In this case, it is the NNPD as the employer that must show its employment conditions are free from prejudice, intimidation and harassment. Hadley raised a series of incidents as to harassment and intimidation, which were substantiated at trial by other officers, including Hadley’s supervisor, who testified that Lt. Harvey created a hostile work environment by shouting and even targeting subordinates for discipline. Further noted was the adverse impact on female police officers and that only four women are left at the Chinle Police District.

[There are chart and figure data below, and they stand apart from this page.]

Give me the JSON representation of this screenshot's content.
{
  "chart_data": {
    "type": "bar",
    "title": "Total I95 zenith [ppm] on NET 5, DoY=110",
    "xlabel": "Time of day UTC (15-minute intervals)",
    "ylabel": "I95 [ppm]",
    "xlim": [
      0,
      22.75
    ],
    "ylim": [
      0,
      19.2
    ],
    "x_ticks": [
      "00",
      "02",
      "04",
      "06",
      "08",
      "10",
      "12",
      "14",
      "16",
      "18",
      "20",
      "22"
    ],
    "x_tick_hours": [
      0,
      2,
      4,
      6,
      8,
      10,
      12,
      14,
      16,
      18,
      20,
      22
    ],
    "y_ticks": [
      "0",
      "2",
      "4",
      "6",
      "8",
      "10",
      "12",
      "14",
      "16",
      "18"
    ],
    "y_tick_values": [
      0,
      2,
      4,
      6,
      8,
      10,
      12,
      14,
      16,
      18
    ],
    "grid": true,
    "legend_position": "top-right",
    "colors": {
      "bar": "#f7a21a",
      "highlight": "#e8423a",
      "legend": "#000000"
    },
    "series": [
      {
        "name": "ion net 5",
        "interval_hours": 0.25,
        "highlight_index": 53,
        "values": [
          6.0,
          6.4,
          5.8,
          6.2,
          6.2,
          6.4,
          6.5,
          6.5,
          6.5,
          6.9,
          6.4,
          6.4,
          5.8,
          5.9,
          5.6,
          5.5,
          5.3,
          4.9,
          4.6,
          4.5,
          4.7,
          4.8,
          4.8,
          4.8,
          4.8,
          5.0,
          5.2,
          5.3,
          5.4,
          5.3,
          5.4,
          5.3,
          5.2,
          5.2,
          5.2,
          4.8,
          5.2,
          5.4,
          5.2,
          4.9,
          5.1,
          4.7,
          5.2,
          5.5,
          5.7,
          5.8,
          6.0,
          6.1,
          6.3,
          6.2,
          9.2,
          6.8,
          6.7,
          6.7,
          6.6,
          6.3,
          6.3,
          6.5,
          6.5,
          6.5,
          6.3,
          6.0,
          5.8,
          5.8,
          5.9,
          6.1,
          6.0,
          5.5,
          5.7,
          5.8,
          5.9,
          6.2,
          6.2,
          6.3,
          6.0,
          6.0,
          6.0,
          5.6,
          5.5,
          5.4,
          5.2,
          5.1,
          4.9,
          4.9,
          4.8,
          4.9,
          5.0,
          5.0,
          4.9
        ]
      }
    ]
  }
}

Lt. Harvey, on the other hand, was the only person who testified for the NNPD and his testimony was limited to justifying his own conduct in dealing with Hadley. None of Lt. Harvey’s superiors—the command staff of the NNPD—testified as to the NNPD’s General Orders from 1979 and its policies and procedures as to employee grievances and the sound implementation of those governing documents to assure an impartial, independent review that fosters employment conditions which are free of prejudice, intimidation, and harassment. Unfortunately, the proceedings in the Commission were reduced to an extension of the bickering between the two employees with little involvement by the employer.
Despite its authority to compel disclosure of evidence relevant to the Complaint to ensure the burden of proof shall be upon the employer, see 15 N.N.C. § 611, the Commission gathered evidence immaterial to this mandate. Instead, the Commission focused its attention and solicited evidence as to the employee’s conduct rather than focusing on the employer’s conduct and its compliance with the NPEA. With the Commission’s accumulation of evidence as to Hadley’s conduct, this Court is unable to determine on appeal whether the NNPD complied with § 604(B)(9). The Court must therefore reverse the dismissal, reinstate the complaint, and remand the case for a proper determination as to the employer’s compliance with the NPEA.
Based on the foregoing, we REVERSE the March 31, 2015 decision of the Commission. The Complaint is REINSTATED and REMANDED for a determination in accordance with this decision.
General Order 79–15, which requires all commissioned officers and dispatchers to have residential telephones for the purpose of increasing response in emergency situations, was established in 1979 and does not address cellular phones.